AutoRéduc partage avec ces startups cette vision de vouloir révolutionner des processus devenus absurdes avec l’arrivée du e-Commerce. Dans notre cas, c’est le fait de devoir, encore de nos jours, marchander le prix d’une voiture avec un vendeur, alors que l’on trouve aisément toutes les informations sur le Net, y compris des études de meilleur prix du marché, de la meilleure remise, de la remise médiane…

 

Chaque offre d'AutoRéduc est accompagnée d'une étude du vrai prix du marché du véhicule neuf avec remise maximale et médiane


Chaque offre d’AutoRéduc est accompagnée d’une étude du vrai prix du marché du véhicule neuf avec remise maximale et médiane

Nous suivons Uber depuis leurs débuts et leur histoire est passionnante. Comme celle de la majorité des start-ups, elle parsemée de difficultés, d’échecs et de « pivots ». Nous savons quel est leur objectif, ou plutôt celui de Google, qui en 2013 a investit dans Uber 220 millions de dollars (le plus grand investissement de Google Ventures). Google veut tout simplement faire d’Uber sa branche de transport sans conducteur. Et nous disons bien transport, car la vision va bien au-delà des taxis !

Lecture recommandée : ‘Business Model Generation’

Uber va continuer à « déblayer » et préparer le terrain légal avec ses nombreux procès, ses avocats, ses lobbies et ses « amis », pendant que Google continuera tranquilement à développer sa voiture autonome, en passant même récemment du « software » au « hardware ».

Google, Uber et l'automobile

Les constructeurs n’ont rien vu venir. Ils continueront de se concentrer sur leur projets de car-sharing, s’enfonçant dans l’industrie de la location, ne comprenant pas que l’on ne peut plus faire les choses à moitié en mode troupeau, mais qu’il faut oser innover en solitaire, comme une start-up.

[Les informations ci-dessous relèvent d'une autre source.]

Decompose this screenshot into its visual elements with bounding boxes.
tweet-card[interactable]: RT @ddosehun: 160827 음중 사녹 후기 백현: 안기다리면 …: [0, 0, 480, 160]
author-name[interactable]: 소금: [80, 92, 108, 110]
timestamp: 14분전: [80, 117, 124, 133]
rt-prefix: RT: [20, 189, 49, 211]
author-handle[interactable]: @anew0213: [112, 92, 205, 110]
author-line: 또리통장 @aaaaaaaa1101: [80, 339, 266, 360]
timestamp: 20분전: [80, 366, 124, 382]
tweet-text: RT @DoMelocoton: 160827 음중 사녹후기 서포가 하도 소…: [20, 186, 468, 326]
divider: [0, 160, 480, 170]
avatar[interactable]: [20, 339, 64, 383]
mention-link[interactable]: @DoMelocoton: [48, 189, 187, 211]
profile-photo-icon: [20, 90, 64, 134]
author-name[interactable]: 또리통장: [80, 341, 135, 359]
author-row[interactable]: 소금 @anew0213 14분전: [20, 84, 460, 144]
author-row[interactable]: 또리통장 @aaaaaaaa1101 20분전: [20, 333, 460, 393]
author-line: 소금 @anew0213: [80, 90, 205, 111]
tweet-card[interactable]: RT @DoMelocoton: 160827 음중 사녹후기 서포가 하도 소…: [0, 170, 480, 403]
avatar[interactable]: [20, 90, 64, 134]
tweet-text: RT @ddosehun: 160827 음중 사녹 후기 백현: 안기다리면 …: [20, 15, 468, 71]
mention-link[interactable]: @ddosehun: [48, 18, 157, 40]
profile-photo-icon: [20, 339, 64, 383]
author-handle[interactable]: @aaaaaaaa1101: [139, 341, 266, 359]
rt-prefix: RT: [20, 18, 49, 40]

Lecture recommandée : ‘Good to Great

Renault annonçait hier sa voiture autonome pour 2020. Est-ce une annonce sérieuse ? Les constructeurs semblent maintenant s’empresser de réagir, beaucoup trop tard, menacés par ‘Uber-Google’, devenue tellement puissante qu’elle a Joaquin Almunia comme RP à la Commission Européenne et Nelly Kroes comme fan officielle.

Les constructeurs ont certainement été pris de court par la rapidité avec laquelle la Commission a approuvé les voitures sans conducteur en Europe, presque en même temps qu’en Californie.

Google, Uber et l'automobile

Leur seule chance de survie maintenant est simple et pressante : développer un système plus fiable que Google qui ne dépende pas de Google Maps mais d’une navigation réelle. La récente sortie en bourse de Mobileye montre la direction à suivre.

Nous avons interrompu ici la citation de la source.